Lincoln Chafee comes from a long line of Rhode Island governors, three in the previous four generations, all of them Republicans. Now the former Republican senator and mayor of Warwick is running for governor himself.
As an independent.
No independent has been elected to lead a state for more than a decade, since pro wrestler-turned-politician Jesse "The Body" Ventura became governor of Minnesota in 1999.
But this year there are three credible independent contenders for governor — a record.
If the "Tea Party" movement represents an uprising against the political status quo by the right, the independent campaigns and plausible prospects for gubernatorial candidates in Rhode Island, Massachusetts and Maine reflect a rebellion from the middle.
There are more signs of centrists stirring as national politics remain sharply polarized, a factor some candidates cite for leaving or being pushed from their old allegiances. Florida Gov. Charlie Crist, who became an independent candidate for the Senate when the GOP seemed certain to nominate Tea Party favorite Marco Rubio, now leads the three-way field. In California last month, voters approved a constitutional amendment to make primaries open and non-partisan, a measure intended to boost moderate contenders.

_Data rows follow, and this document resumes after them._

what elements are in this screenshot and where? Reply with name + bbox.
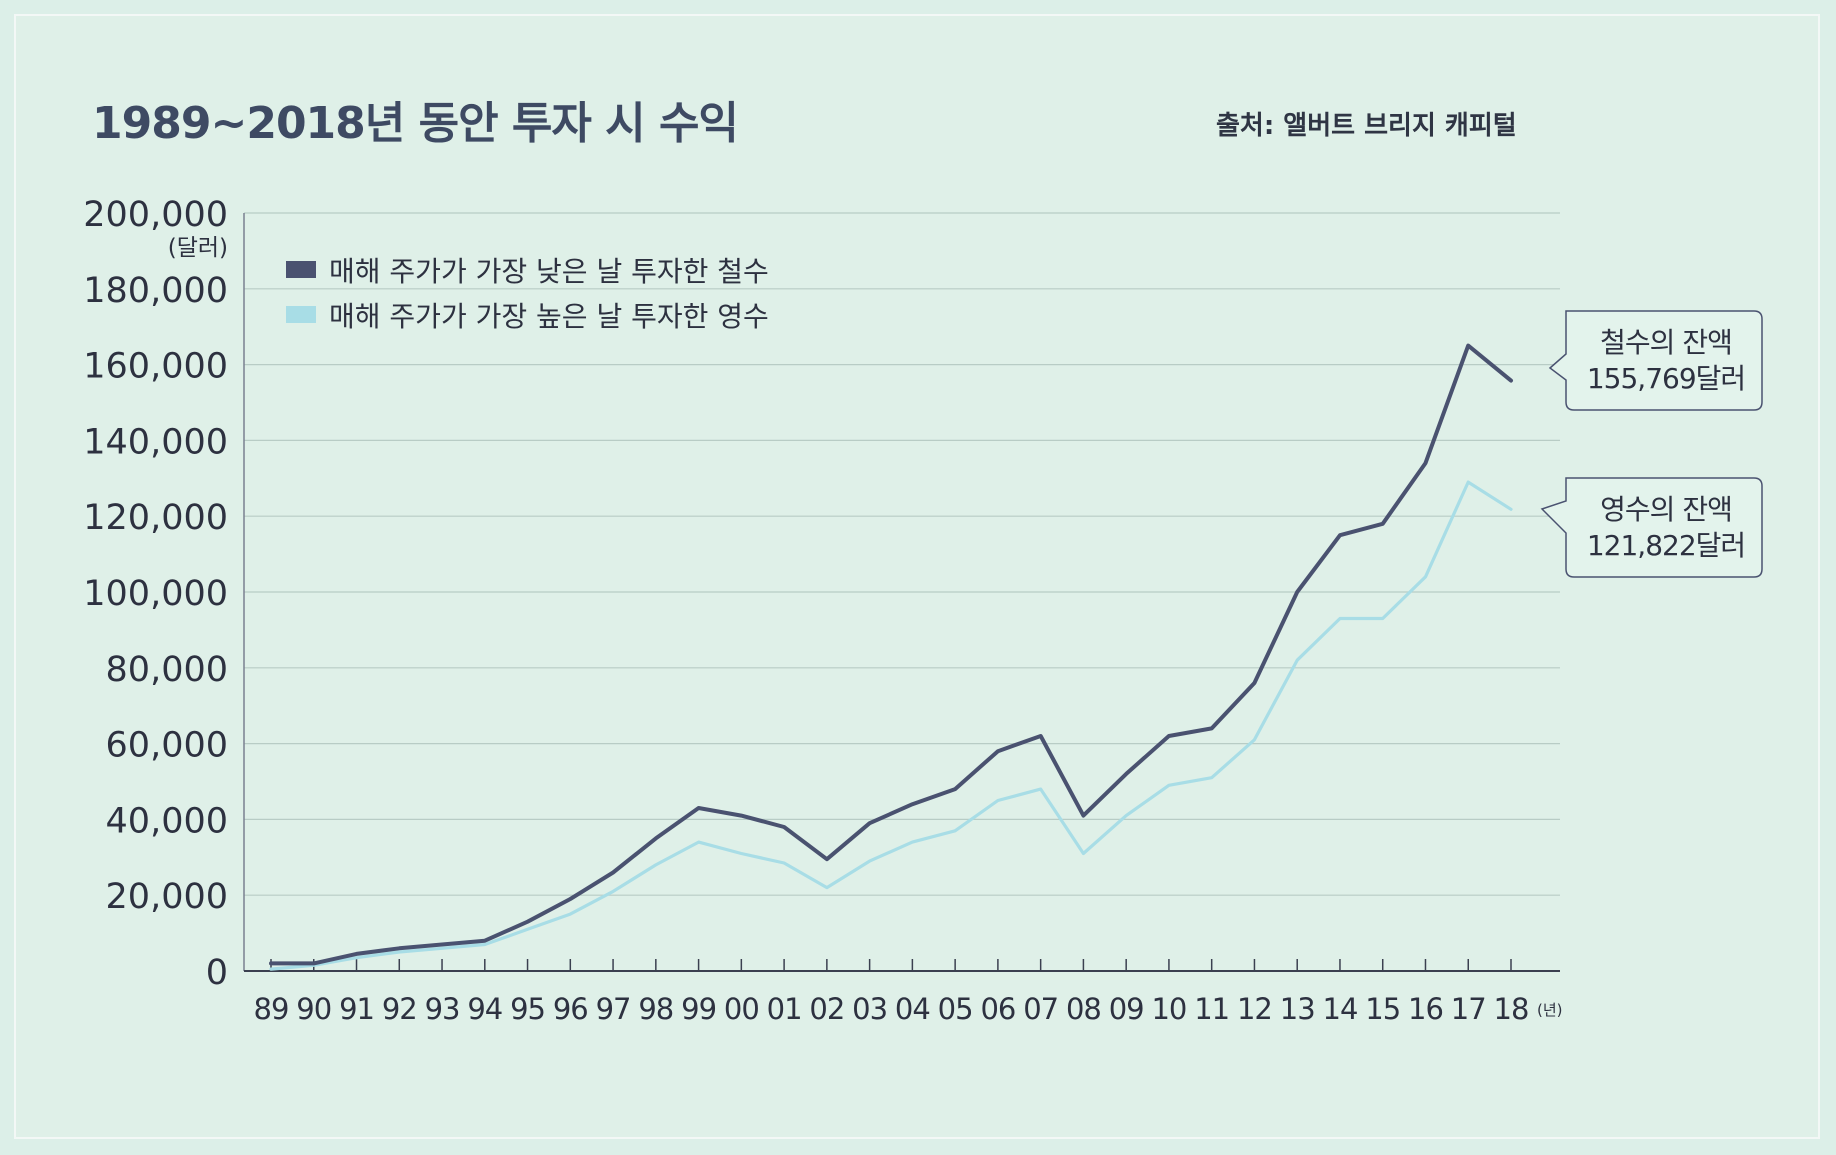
x-tick-label: 00 [724,992,759,1026]
series-line-cheolsu [269,343,1513,966]
x-tick-label: 01 [767,992,802,1026]
legend-swatch-youngsu [286,306,316,323]
x-axis-ticks: 89 90 91 92 93 94 95 96 97 98 99 00 01 02 03 04 05 06 07 08… [254,959,1563,1026]
x-tick-label: 13 [1280,992,1315,1026]
x-tick-label: 96 [553,992,588,1026]
callout-value: 155,769달러 [1587,362,1745,395]
y-tick-label: 40,000 [106,801,228,841]
callout-box [1548,310,1763,411]
chart-title: 1989~2018년 동안 투자 시 수익 [92,98,738,149]
callout-box [1540,477,1763,578]
x-tick-label: 18 [1494,992,1529,1026]
x-tick-label: 02 [809,992,844,1026]
y-tick-label: 160,000 [83,347,228,387]
x-tick-label: 97 [596,992,631,1026]
x-tick-label: 89 [254,992,289,1026]
callout-cheolsu-balance: 철수의 잔액 155,769달러 [1548,310,1763,411]
x-tick-label: 06 [980,992,1015,1026]
y-tick-label: 180,000 [83,271,228,311]
y-axis-unit: (달러) [168,235,228,261]
callout-youngsu-balance: 영수의 잔액 121,822달러 [1540,477,1763,578]
x-tick-label: 91 [339,992,374,1026]
callout-label: 철수의 잔액 [1600,326,1732,359]
x-tick-label: 07 [1023,992,1058,1026]
x-tick-label: 10 [1151,992,1186,1026]
legend-label-cheolsu: 매해 주가가 가장 낮은 날 투자한 철수 [329,255,769,288]
x-tick-label: 95 [510,992,545,1026]
callout-value: 121,822달러 [1587,529,1745,562]
callout-label: 영수의 잔액 [1600,493,1732,526]
source-note: 출처: 앨버트 브리지 캐피털 [1216,111,1517,141]
legend-label-youngsu: 매해 주가가 가장 높은 날 투자한 영수 [329,300,769,333]
x-tick-label: 03 [852,992,887,1026]
x-tick-label: 05 [938,992,973,1026]
legend: 매해 주가가 가장 낮은 날 투자한 철수 매해 주가가 가장 높은 날 투자한… [286,255,769,333]
x-tick-label: 92 [382,992,417,1026]
x-tick-label: 98 [638,992,673,1026]
gridlines [244,212,1560,896]
y-tick-label: 20,000 [106,877,228,917]
y-axis-ticks: 0 20,000 40,000 60,000 80,000 100,000 120,000 1… [83,195,228,993]
x-axis-unit: (년) [1537,1001,1563,1019]
x-tick-label: 99 [681,992,716,1026]
x-tick-label: 04 [895,992,930,1026]
series-line-youngsu [269,480,1513,971]
x-tick-label: 09 [1109,992,1144,1026]
y-tick-label: 60,000 [106,726,228,766]
y-tick-label: 140,000 [83,422,228,462]
series-lines [269,343,1513,971]
y-tick-label: 100,000 [83,574,228,614]
x-tick-label: 17 [1451,992,1486,1026]
x-tick-label: 14 [1323,992,1358,1026]
x-tick-label: 12 [1237,992,1272,1026]
legend-swatch-cheolsu [286,261,316,278]
x-tick-label: 11 [1194,992,1229,1026]
x-tick-label: 16 [1408,992,1443,1026]
y-tick-label: 200,000 [83,195,228,235]
x-tick-label: 90 [296,992,331,1026]
x-tick-label: 93 [425,992,460,1026]
x-tick-label: 94 [467,992,502,1026]
chart-canvas: 1989~2018년 동안 투자 시 수익 출처: 앨버트 브리지 캐피털 02… [83,98,1763,1026]
y-tick-label: 0 [206,953,228,993]
x-tick-label: 15 [1365,992,1400,1026]
x-tick-label: 08 [1066,992,1101,1026]
y-tick-label: 80,000 [106,650,228,690]
y-tick-label: 120,000 [83,498,228,538]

"One of the things we're seeing this year is a voter revolt against the extremes in both parties and a desire to find candidates who can be elected from the middle and who can govern from the middle," said Eliot Cutler, a former Carter administration official who is running as an independent for governor of Maine.

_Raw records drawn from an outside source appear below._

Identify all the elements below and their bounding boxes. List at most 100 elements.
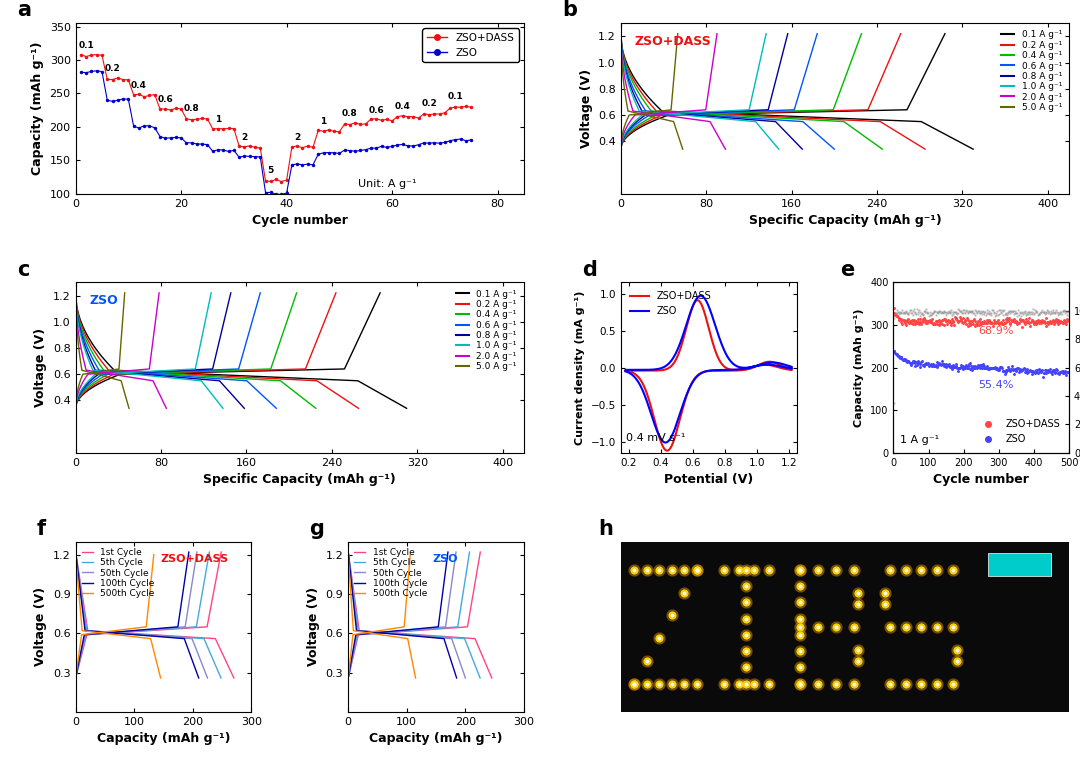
- Text: 55.4%: 55.4%: [977, 380, 1013, 390]
- Point: [924, 307, 942, 319]
- 100th Cycle: [401, 625, 414, 635]
- 500th Cycle: [116, 625, 129, 635]
- Point: [953, 361, 970, 373]
- Point: [996, 365, 1013, 378]
- Point: [949, 316, 967, 328]
- Point: [1010, 317, 1027, 330]
- Point: [1028, 306, 1045, 318]
- Point: [1038, 312, 1055, 324]
- Point: [896, 353, 914, 365]
- Point: [971, 362, 988, 375]
- Point: [968, 318, 985, 330]
- 1st Cycle: [461, 620, 474, 629]
- Point: [924, 358, 942, 371]
- Point: [1058, 309, 1076, 321]
- Point: [954, 307, 971, 320]
- Point: [1023, 365, 1040, 378]
- Point: [1010, 365, 1027, 378]
- Point: [931, 317, 948, 329]
- Point: [889, 310, 906, 323]
- Point: [931, 357, 948, 369]
- Point: [1003, 314, 1021, 327]
- 50th Cycle: [433, 623, 446, 632]
- 100th Cycle: [138, 625, 151, 634]
- Point: [1037, 367, 1054, 379]
- Point: [984, 362, 1001, 375]
- Point: [987, 361, 1004, 374]
- Point: [901, 357, 918, 369]
- Point: [889, 307, 906, 319]
- 1st Cycle: [215, 547, 228, 557]
- Point: [1014, 314, 1031, 327]
- Point: [956, 361, 973, 374]
- Point: [932, 315, 949, 327]
- Point: [1007, 305, 1024, 317]
- Point: [1023, 306, 1040, 318]
- Point: [1025, 307, 1042, 320]
- Point: [1055, 313, 1072, 326]
- Point: [998, 364, 1015, 376]
- 100th Cycle: [69, 672, 82, 681]
- Y-axis label: Current density (mA g⁻¹): Current density (mA g⁻¹): [575, 290, 585, 445]
- 5th Cycle: [416, 625, 429, 634]
- Point: [1053, 316, 1070, 328]
- Point: [943, 361, 960, 373]
- Point: [1058, 313, 1076, 325]
- Point: [889, 350, 906, 362]
- Point: [1032, 317, 1050, 329]
- Point: [1008, 310, 1025, 322]
- Point: [961, 307, 978, 319]
- Text: f: f: [37, 519, 46, 539]
- Point: [929, 315, 946, 327]
- Point: [930, 359, 947, 372]
- Point: [1029, 366, 1047, 378]
- Point: [982, 361, 999, 374]
- 5th Cycle: [190, 620, 203, 629]
- Line: 50th Cycle: 50th Cycle: [348, 552, 456, 678]
- Point: [1056, 366, 1074, 378]
- 100th Cycle: [403, 625, 416, 634]
- Point: [1018, 367, 1036, 379]
- Point: [903, 358, 920, 371]
- Point: [951, 358, 969, 371]
- Point: [1051, 368, 1068, 380]
- Point: [991, 317, 1009, 330]
- 1st Cycle: [453, 623, 465, 632]
- Point: [1053, 365, 1070, 378]
- Point: [942, 361, 959, 374]
- Point: [891, 307, 908, 320]
- Point: [962, 306, 980, 318]
- Point: [1026, 366, 1043, 378]
- Point: [980, 314, 997, 327]
- Point: [931, 305, 948, 317]
- 500th Cycle: [380, 625, 393, 634]
- Point: [993, 316, 1010, 328]
- 5th Cycle: [203, 547, 216, 557]
- Point: [999, 364, 1016, 376]
- Point: [968, 318, 985, 330]
- Point: [917, 358, 934, 370]
- Point: [954, 362, 971, 375]
- 50th Cycle: [141, 625, 154, 635]
- Point: [1021, 312, 1038, 324]
- Point: [1024, 365, 1041, 377]
- Point: [954, 304, 971, 317]
- Point: [976, 306, 994, 318]
- Point: [1054, 305, 1071, 317]
- Point: [1048, 304, 1065, 317]
- Point: [958, 317, 975, 330]
- Point: [916, 313, 933, 326]
- Point: [892, 351, 909, 363]
- Point: [1048, 362, 1065, 375]
- Point: [908, 359, 926, 372]
- Point: [929, 306, 946, 318]
- Point: [932, 307, 949, 319]
- 50th Cycle: [172, 623, 185, 632]
- Point: [1040, 316, 1057, 328]
- Point: [1056, 307, 1074, 319]
- Line: 5th Cycle: 5th Cycle: [348, 552, 470, 678]
- Point: [900, 313, 917, 326]
- Point: [1028, 364, 1045, 376]
- Point: [1026, 317, 1043, 329]
- 50th Cycle: [141, 625, 154, 635]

Gubernatorial candidates Cutler, Chafee and Tim Cahill of Massachusetts promise straight talk and tough love in a year when both parties are viewed unfavorably by most Americans. Sixty percent of those surveyed in the latest USA TODAY/Gallup Poll say they are very or somewhat likely to vote for an independent candidate this fall, signaling at the least an openness to the idea.
"These are bad economic conditions and an extreme public disenchantment with the major parties," said Darrell West, director of governance studies at the Brookings Institution and a former political science professor at Brown, in Providence. "That creates an opportunity for independent candidates."
"I think what voters want to hear is an honest recipe for recovery and some optimism," said Chafee, who left the GOP after losing a bruising battle for re-election to the Senate in 2006.
He might be testing voters' appetite for honesty: In his announcement speech, he suggested addressing the state's daunting budget gap by levying a 1 percent sales tax on food, clothing, over-the-counter drugs and other items now exempt from the state's 7 percent sales tax. In a six-way debate on WPRI-TV in June — among two Democratic candidates, two Republicans and two independents — Chafee's tax proposal was the first question raised by moderator Tim White and the prime target of attack.
"He wants to raise taxes and I want to cut spending," Democrat Frank Caprio, the state treasurer and Chafee's leading competitor, said after the debate when asked about his strategy. "That's the difference between us."